[ClusterLabs] Strange Corosync (TOTEM) logs, Pacemaker OK but DLM stuck

Wed Aug 30 02:54:14 EDT 2017

Ferenc,

> Jan Friesse <jfriesse at redhat.com> writes:
>
>> wferi at niif.hu writes:
>>
>>> Jan Friesse <jfriesse at redhat.com> writes:
>>>
>>>> wferi at niif.hu writes:
>>>>
>>>>> In a 6-node cluster (vhbl03-08) the following happens 1-5 times a day
>>>>> (in August; in May, it happened 0-2 times a day only, it's slowly
>>>>> ramping up):
>>>>>
>>>>> vhbl08 corosync[3687]:   [TOTEM ] A processor failed, forming new configuration.
>>>>> vhbl03 corosync[3890]:   [TOTEM ] A processor failed, forming new configuration.
>>>>> vhbl07 corosync[3805]:   [MAIN  ] Corosync main process was not scheduled for 4317.0054 ms (threshold is 2400.0000 ms). Consider token timeout increase.
>>>>
>>>> ^^^ This is main problem you have to solve. It usually means that
>>>> machine is too overloaded. It is happening quite often when corosync
>>>> is running inside VM where host machine is unable to schedule regular
>>>> VM running.
>>>
>>> Corosync isn't running in a VM here, these nodes are 2x8 core servers
>>> hosting VMs themselves as Pacemaker resources.  (Incidentally, some of
>>> these VMs run Corosync to form a test cluster, but that should be
>>> irrelevant now.)  And they aren't overloaded in any apparent way: Munin
>>> reports 2900% CPU idle (out of 32 hyperthreads).  There's no swap, but
>>> the corosync process is locked into memory anyway.  It's also running as
>>> SCHED_RR prio 99, competing only with multipathd and the SCHED_FIFO prio
>>> 99 kernel threads (migration/* and watchdog/*) under Linux 4.9.  I'll
>>> try to take a closer look at the scheduling of these.  Can you recommend
>>> some indicators to check out?
>>
>> No real hints. But one question. Are you 100% sure memory is locked?
>> Because we had problem where mlockall was called in wrong place so
>> corosync was actually not locked and it was causing similar issues.
>>
>> This behavior is fixed by
>> https://github.com/corosync/corosync/commit/238e2e62d8b960e7c10bfa0a8281d78ec99f3a26
>
> I based this assertion on the L flag in the ps STAT column.  The above
> commit should not affect me because I'm running corosync with the -f
> option:

Oh, ok. If you are running with -f then bug above doesn't affect you.

>
> $ ps l 3805
> F   UID   PID  PPID PRI  NI    VSZ   RSS WCHAN  STAT TTY        TIME COMMAND
> 4     0  3805     1 -100  - 247464 141016 -     SLsl ?        251:10 /usr/sbin/corosync -f
>
> By the way, are the above VSZ and RSS numbers reasonable?

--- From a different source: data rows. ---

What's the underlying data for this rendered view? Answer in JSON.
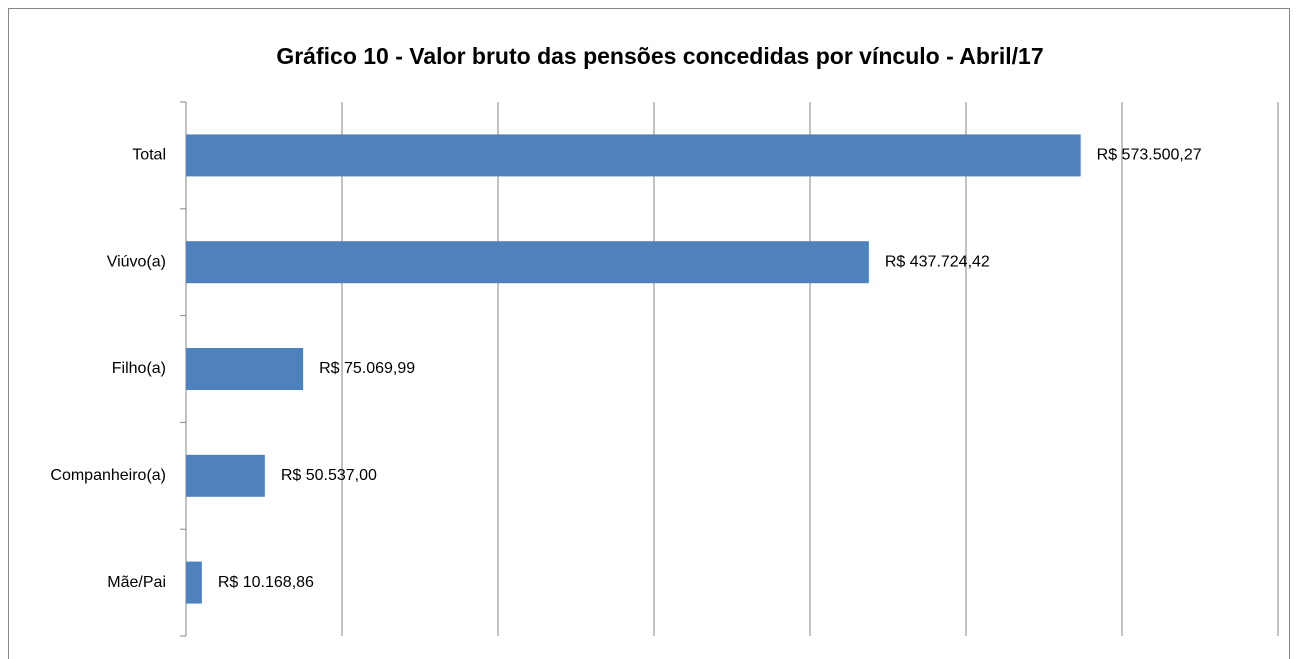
{
  "chart_data": {
    "type": "bar",
    "orientation": "horizontal",
    "title": "Gráfico 10 - Valor bruto das pensões concedidas por vínculo - Abril/17",
    "categories": [
      "Total",
      "Viúvo(a)",
      "Filho(a)",
      "Companheiro(a)",
      "Mãe/Pai"
    ],
    "values": [
      573500.27,
      437724.42,
      75069.99,
      50537.0,
      10168.86
    ],
    "value_labels": [
      "R$ 573.500,27",
      "R$ 437.724,42",
      "R$ 75.069,99",
      "R$ 50.537,00",
      "R$ 10.168,86"
    ],
    "color": "#4f81bd",
    "xlim": [
      0,
      700000
    ],
    "xticks": [
      0,
      100000,
      200000,
      300000,
      400000,
      500000,
      600000,
      700000
    ],
    "grid": true
  }
}
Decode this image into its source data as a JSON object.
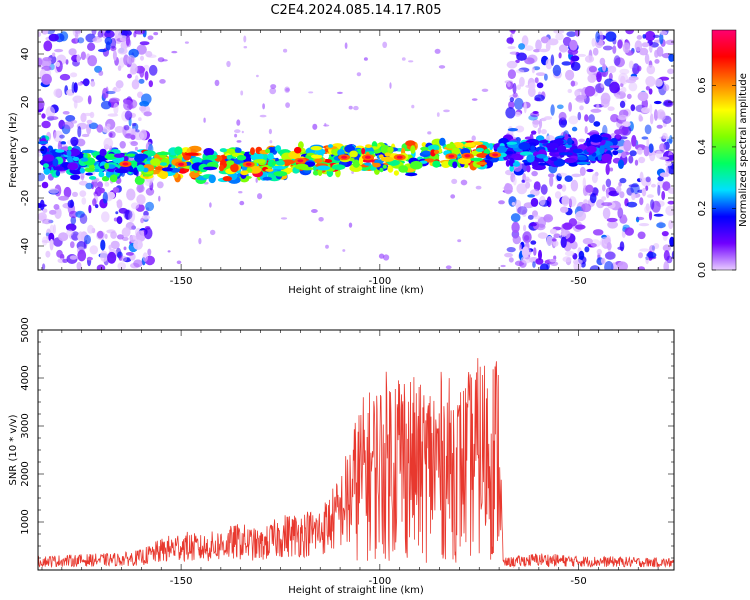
{
  "figure_title": "C2E4.2024.085.14.17.R05",
  "chart_data": [
    {
      "type": "heatmap",
      "title": "",
      "xlabel": "Height of straight line (km)",
      "ylabel": "Frequency (Hz)",
      "xlim": [
        -186,
        -26
      ],
      "ylim": [
        -50,
        50
      ],
      "xticks": [
        -150,
        -100,
        -50
      ],
      "yticks": [
        -40,
        -20,
        0,
        20,
        40
      ],
      "colorbar": {
        "label": "Normalized spectral amplitude",
        "range": [
          0,
          0.78
        ],
        "ticks": [
          "0.0",
          "0.2",
          "0.4",
          "0.6"
        ],
        "tick_values": [
          0.0,
          0.2,
          0.4,
          0.6
        ],
        "colormap": [
          "#e8ccff",
          "#7000ff",
          "#0000ff",
          "#00e0ff",
          "#00ff60",
          "#80ff00",
          "#ffff00",
          "#ff8000",
          "#ff0000",
          "#ff0070"
        ]
      },
      "signal_band": [
        {
          "x": -184,
          "freq": -5
        },
        {
          "x": -160,
          "freq": -6
        },
        {
          "x": -130,
          "freq": -6
        },
        {
          "x": -110,
          "freq": -3
        },
        {
          "x": -90,
          "freq": -3
        },
        {
          "x": -70,
          "freq": -2
        },
        {
          "x": -58,
          "freq": -1
        },
        {
          "x": -43,
          "freq": 1
        }
      ],
      "noise_regions": [
        {
          "x_from": -186,
          "x_to": -157,
          "level": "medium"
        },
        {
          "x_from": -68,
          "x_to": -26,
          "level": "high"
        }
      ]
    },
    {
      "type": "line",
      "title": "",
      "xlabel": "Height of straight line (km)",
      "ylabel": "SNR (10 * v/v)",
      "xlim": [
        -186,
        -26
      ],
      "ylim": [
        0,
        5000
      ],
      "xticks": [
        -150,
        -100,
        -50
      ],
      "yticks": [
        1000,
        2000,
        3000,
        4000,
        5000
      ],
      "color": "#e8382e",
      "series": [
        {
          "x": [
            -186,
            -175,
            -165,
            -160,
            -155,
            -150,
            -145,
            -140,
            -135,
            -130,
            -125,
            -120,
            -115,
            -110,
            -105,
            -100,
            -95,
            -90,
            -85,
            -80,
            -75,
            -70,
            -69,
            -65,
            -60,
            -55,
            -50,
            -40,
            -26
          ],
          "values": [
            180,
            200,
            220,
            260,
            400,
            500,
            450,
            520,
            600,
            500,
            700,
            750,
            800,
            1200,
            2200,
            2500,
            2800,
            2400,
            2600,
            2400,
            2800,
            2900,
            150,
            180,
            220,
            200,
            180,
            170,
            150
          ]
        }
      ]
    }
  ]
}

yep, perfectly reasonable.

Regards,
   Honza

>
> One more thing: these servers run without any swap.
>
>>>> As a start you can try what message say = Consider token timeout
>>>> increase. Currently you have 3 seconds, in theory 6 second should be
>>>> enough.
>>>
>>> OK, thanks for the tip.  Can I do this on-line, without shutting down
>>> Corosync?
>>
>> Corosync way is to just edit/copy corosync.conf on all nodes and call
>> corosync-cfgtool -R on one of the nodes (crmsh/pcs may have better
>> way).
>
> Great, that's what I wanted to know: whether -R is expected to make this
> change effective.